L’impartition en ressources humaines est un sujet attirant de plus en plus l’attention au Québec et qui, en même temps, suscite quantité d’émotions.
Pour certains, l’idée va tellement à contre-courant qu’elle frôle l’absurde. Pour d’autres, il s’agit d’une simple évolution, d’un changement de degré plus que d’un changement de nature, car la fonction ressources humaines impartit depuis longtemps des éléments de sa gestion tels que l’administration des régimes de retraite, la tenue et le traitement des dossiers d’assurance collective et le calcul de la paie.
Qu’on le veuille ou non, l’impartition de processus d’affaires en ressources humaines frappe à nos portes. Certains prétendent que la tendance actuelle annonce le changement à la fonction ressources humaines le plus important des trente dernières années. Afin de prendre position de manière éclairée sur ce changement important, il faut connaître et comprendre les nouveaux choix qui s’offrent dans l’organisation de services de gestion des ressources humaines. Nous présentons dans cet article la nouvelle forme que prend le concept d’impartition en ressources humaines. Nous en tracerons l’historique et les principales tendances qui se dessinent en Amérique du Nord.
De l’impartition à la transformation de la fonction ressources humaines
Le tableau de la page suivante présente les types d’impartition les plus souvent rencontrés. Dans une de ses formes les plus simples, l’externalisation implique la prise en charge d’un processus d’affaires par une firme externe détenant un savoir-faire spécifique. L’impartition du calcul et de la production de la paie est un exemple de ce mode d’impartition déjà bien répandu au sein des organisations québécoises.
Dans sa forme la plus élaborée, un seul partenaire (ou impartiteur) prend en charge la portion administrative et transactionnelle de plusieurs processus d’affaires, fournit les solutions technologiques nécessaires à la conduite de ces processus et reprend la gestion des contrats d’impartition déjà cédés à des firmes spécialisées. Cette impartition dite intégrée des processus, des applications et des fournisseurs est un concept récent et s’inscrit généralement dans une logique plus large de transformation de la fonction ressources humaines. Selon cette logique, l’impartition des processus d’affaires est un des principaux moyens permettant à la fonction de se dégager d’activités administratives au profit d’activités stratégiques apportant une réelle valeur à l’organisation.

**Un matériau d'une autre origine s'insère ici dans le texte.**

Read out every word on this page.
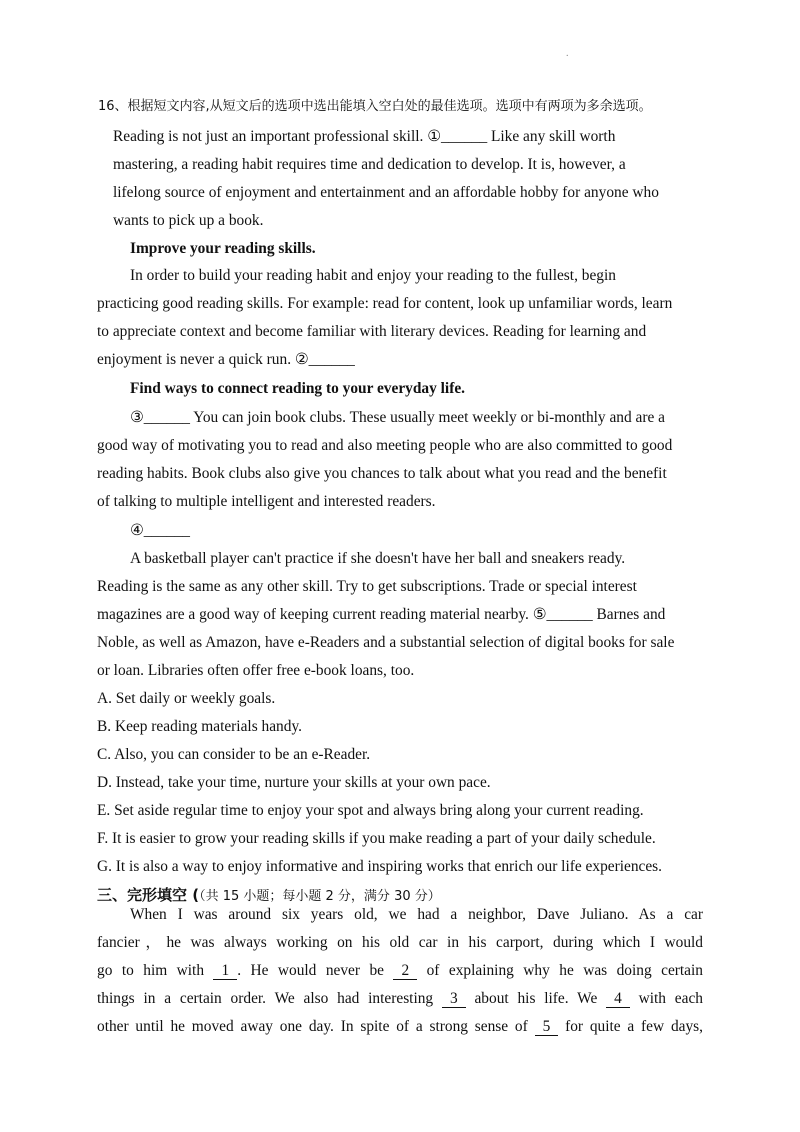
.
16、根据短文内容,从短文后的选项中选出能填入空白处的最佳选项。选项中有两项为多余选项。
Reading is not just an important professional skill. ①______ Like any skill worth
mastering, a reading habit requires time and dedication to develop. It is, however, a
lifelong source of enjoyment and entertainment and an affordable hobby for anyone who
wants to pick up a book.
Improve your reading skills.
In order to build your reading habit and enjoy your reading to the fullest, begin
practicing good reading skills. For example: read for content, look up unfamiliar words, learn
to appreciate context and become familiar with literary devices. Reading for learning and
enjoyment is never a quick run. ②______
Find ways to connect reading to your everyday life.
③______ You can join book clubs. These usually meet weekly or bi-monthly and are a
good way of motivating you to read and also meeting people who are also committed to good
reading habits. Book clubs also give you chances to talk about what you read and the benefit
of talking to multiple intelligent and interested readers.
④______
A basketball player can't practice if she doesn't have her ball and sneakers ready.
Reading is the same as any other skill. Try to get subscriptions. Trade or special interest
magazines are a good way of keeping current reading material nearby. ⑤______ Barnes and
Noble, as well as Amazon, have e-Readers and a substantial selection of digital books for sale
or loan. Libraries often offer free e-book loans, too.
A. Set daily or weekly goals.
B. Keep reading materials handy.
C. Also, you can consider to be an e-Reader.
D. Instead, take your time, nurture your skills at your own pace.
E. Set aside regular time to enjoy your spot and always bring along your current reading.
F. It is easier to grow your reading skills if you make reading a part of your daily schedule.
G. It is also a way to enjoy informative and inspiring works that enrich our life experiences.
三、完形填空 (（共 15 小题；每小题 2 分，满分 30 分）
When I was around six years old, we had a neighbor, Dave Juliano. As a car
fancier，he was always working on his old car in his carport, during which I would
go to him with 1 . He would never be 2 of explaining why he was doing certain
things in a certain order. We also had interesting 3 about his life. We 4 with each
other until he moved away one day. In spite of a strong sense of 5 for quite a few days,
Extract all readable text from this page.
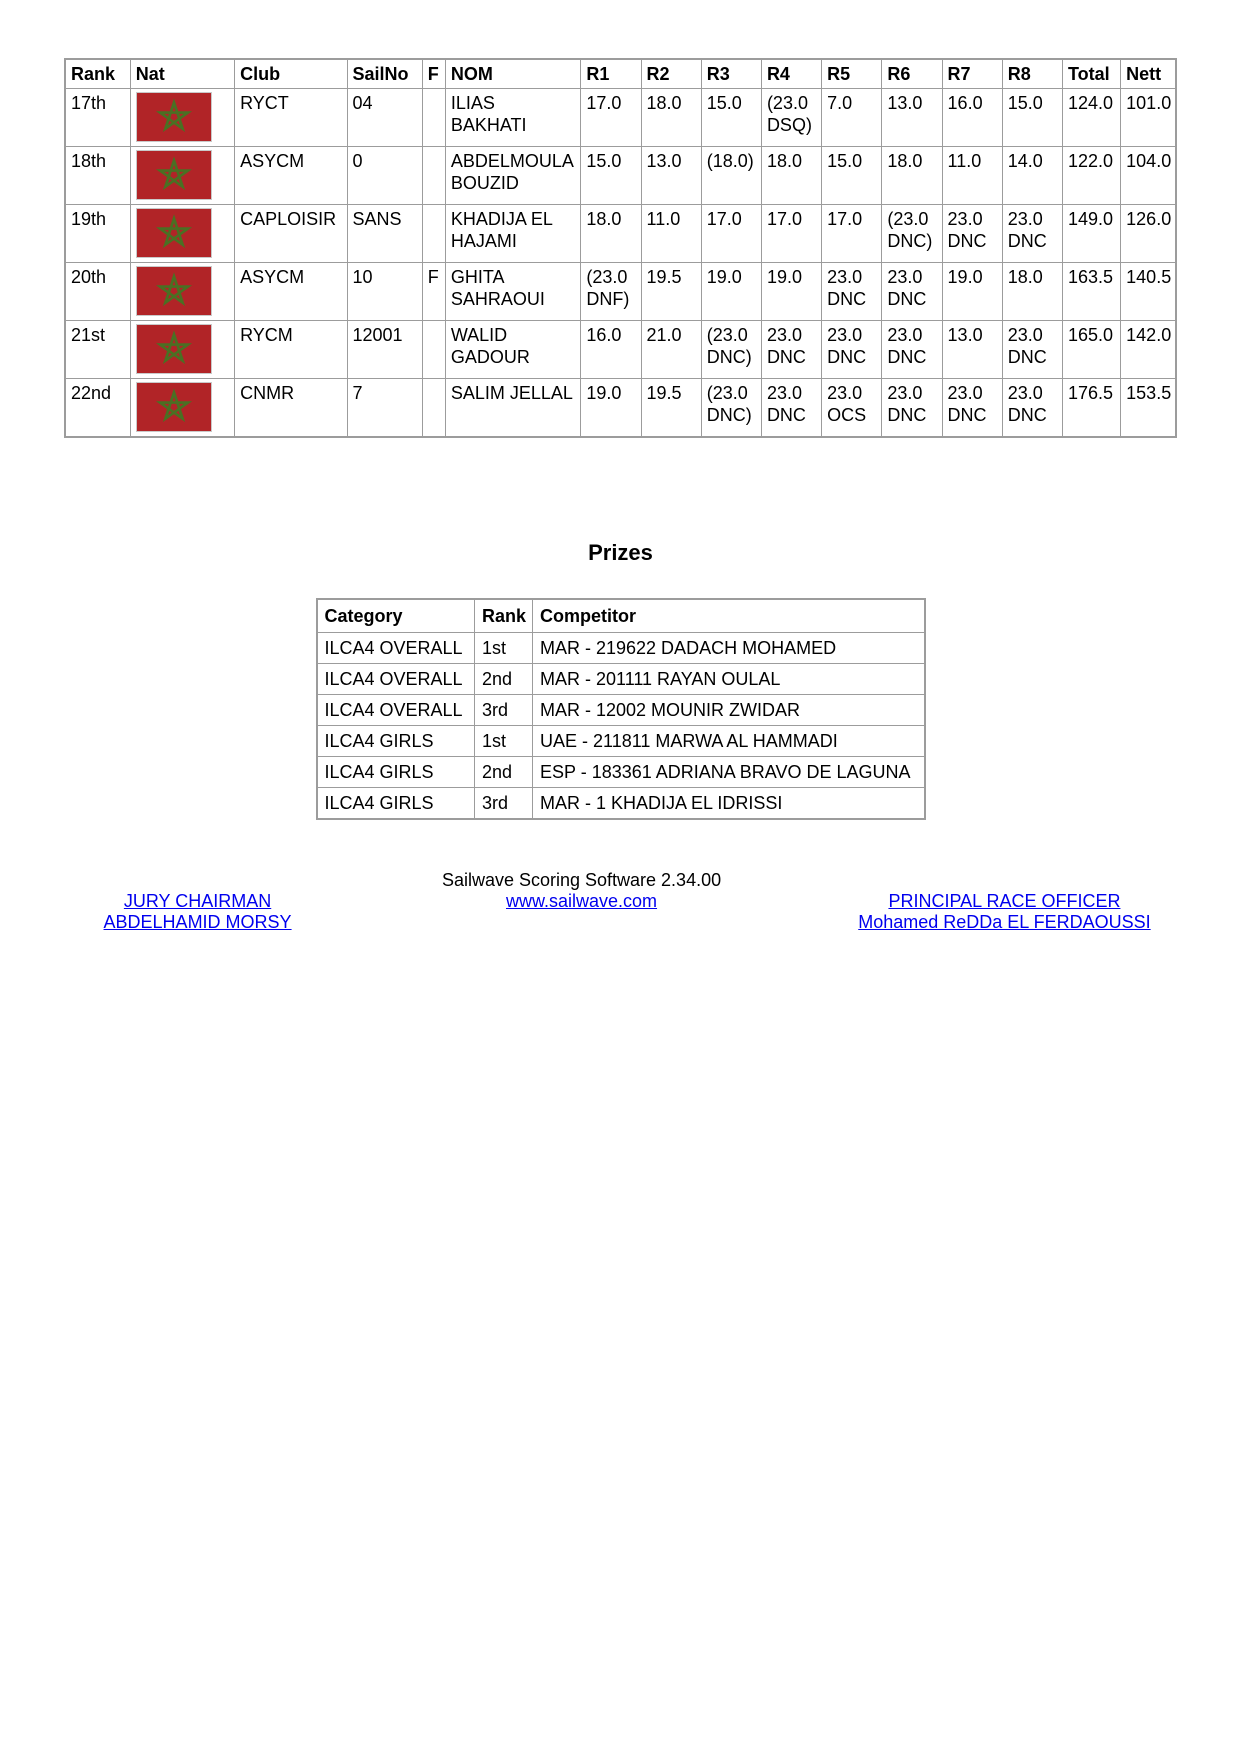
Rank	Nat	Club	SailNo	F	NOM	R1	R2	R3	R4	R5	R6	R7	R8	Total	Nett
17th		RYCT	04		ILIAS BAKHATI	17.0	18.0	15.0	(23.0 DSQ)	7.0	13.0	16.0	15.0	124.0	101.0
18th		ASYCM	0		ABDELMOULA BOUZID	15.0	13.0	(18.0)	18.0	15.0	18.0	11.0	14.0	122.0	104.0
19th		CAPLOISIR	SANS		KHADIJA EL HAJAMI	18.0	11.0	17.0	17.0	17.0	(23.0 DNC)	23.0 DNC	23.0 DNC	149.0	126.0
20th		ASYCM	10	F	GHITA SAHRAOUI	(23.0 DNF)	19.5	19.0	19.0	23.0 DNC	23.0 DNC	19.0	18.0	163.5	140.5
21st		RYCM	12001		WALID GADOUR	16.0	21.0	(23.0 DNC)	23.0 DNC	23.0 DNC	23.0 DNC	13.0	23.0 DNC	165.0	142.0
22nd		CNMR	7		SALIM JELLAL	19.0	19.5	(23.0 DNC)	23.0 DNC	23.0 OCS	23.0 DNC	23.0 DNC	23.0 DNC	176.5	153.5
Prizes
Category	Rank	Competitor
ILCA4 OVERALL	1st	MAR - 219622 DADACH MOHAMED
ILCA4 OVERALL	2nd	MAR - 201111 RAYAN OULAL
ILCA4 OVERALL	3rd	MAR - 12002 MOUNIR ZWIDAR
ILCA4 GIRLS	1st	UAE - 211811 MARWA AL HAMMADI
ILCA4 GIRLS	2nd	ESP - 183361 ADRIANA BRAVO DE LAGUNA
ILCA4 GIRLS	3rd	MAR - 1 KHADIJA EL IDRISSI
JURY CHAIRMAN
ABDELHAMID MORSY
Sailwave Scoring Software 2.34.00
www.sailwave.com	PRINCIPAL RACE OFFICER
Mohamed ReDDa EL FERDAOUSSI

En plus de céder l’administration de processus peu stratégiques, les projets de transformation de la fonction ressources humaines prévoient généralement une reconfiguration profonde de l’organisation et du modèle de services interne. Cette nouvelle configuration s’articule généralement autour de quatre axes :
- la mise en place d’un centre de services partagés en ressources humaines dont une part des activités est impartie;
- la création d’un nouveau rôle de généraliste en ressources humaines attaché aux branches d’activité;
- la constitution d’un centre d’expertise qui concentre le savoir-faire de l’entreprise;
- la mise en place d’une équipe de soutien dont une large part des activités est impartie et dont le rôle est de développer et de maintenir des technologies qui appuient les échanges d’information et les transactions.

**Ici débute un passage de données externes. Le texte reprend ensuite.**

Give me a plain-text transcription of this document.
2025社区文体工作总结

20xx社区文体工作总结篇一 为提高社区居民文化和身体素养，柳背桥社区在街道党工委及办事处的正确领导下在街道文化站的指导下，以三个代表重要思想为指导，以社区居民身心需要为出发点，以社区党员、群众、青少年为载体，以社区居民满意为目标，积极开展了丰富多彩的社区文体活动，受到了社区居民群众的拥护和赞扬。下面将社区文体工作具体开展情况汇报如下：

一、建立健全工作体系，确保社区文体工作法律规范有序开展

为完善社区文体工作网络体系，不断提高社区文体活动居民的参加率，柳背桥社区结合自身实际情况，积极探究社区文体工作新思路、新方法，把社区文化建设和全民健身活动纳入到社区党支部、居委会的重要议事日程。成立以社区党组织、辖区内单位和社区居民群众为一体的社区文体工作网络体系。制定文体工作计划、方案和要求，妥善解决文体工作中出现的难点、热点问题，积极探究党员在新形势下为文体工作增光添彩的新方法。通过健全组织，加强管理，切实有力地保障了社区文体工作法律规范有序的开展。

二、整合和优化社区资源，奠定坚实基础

Il est clair que les formes les plus avancées d’impartition proposées aux entreprises aujourd’hui s’inscrivent au sein de projets qui visent un meilleur alignement et une plus forte contribution stratégique de la fonction ressources humaines. Comme le souligne Dave Ulrich, cité dans le Magazine Workforce (janvier 2003), ce qui se passe essentiellement est que le domaine des ressources humaines se divise progressivement en deux parties.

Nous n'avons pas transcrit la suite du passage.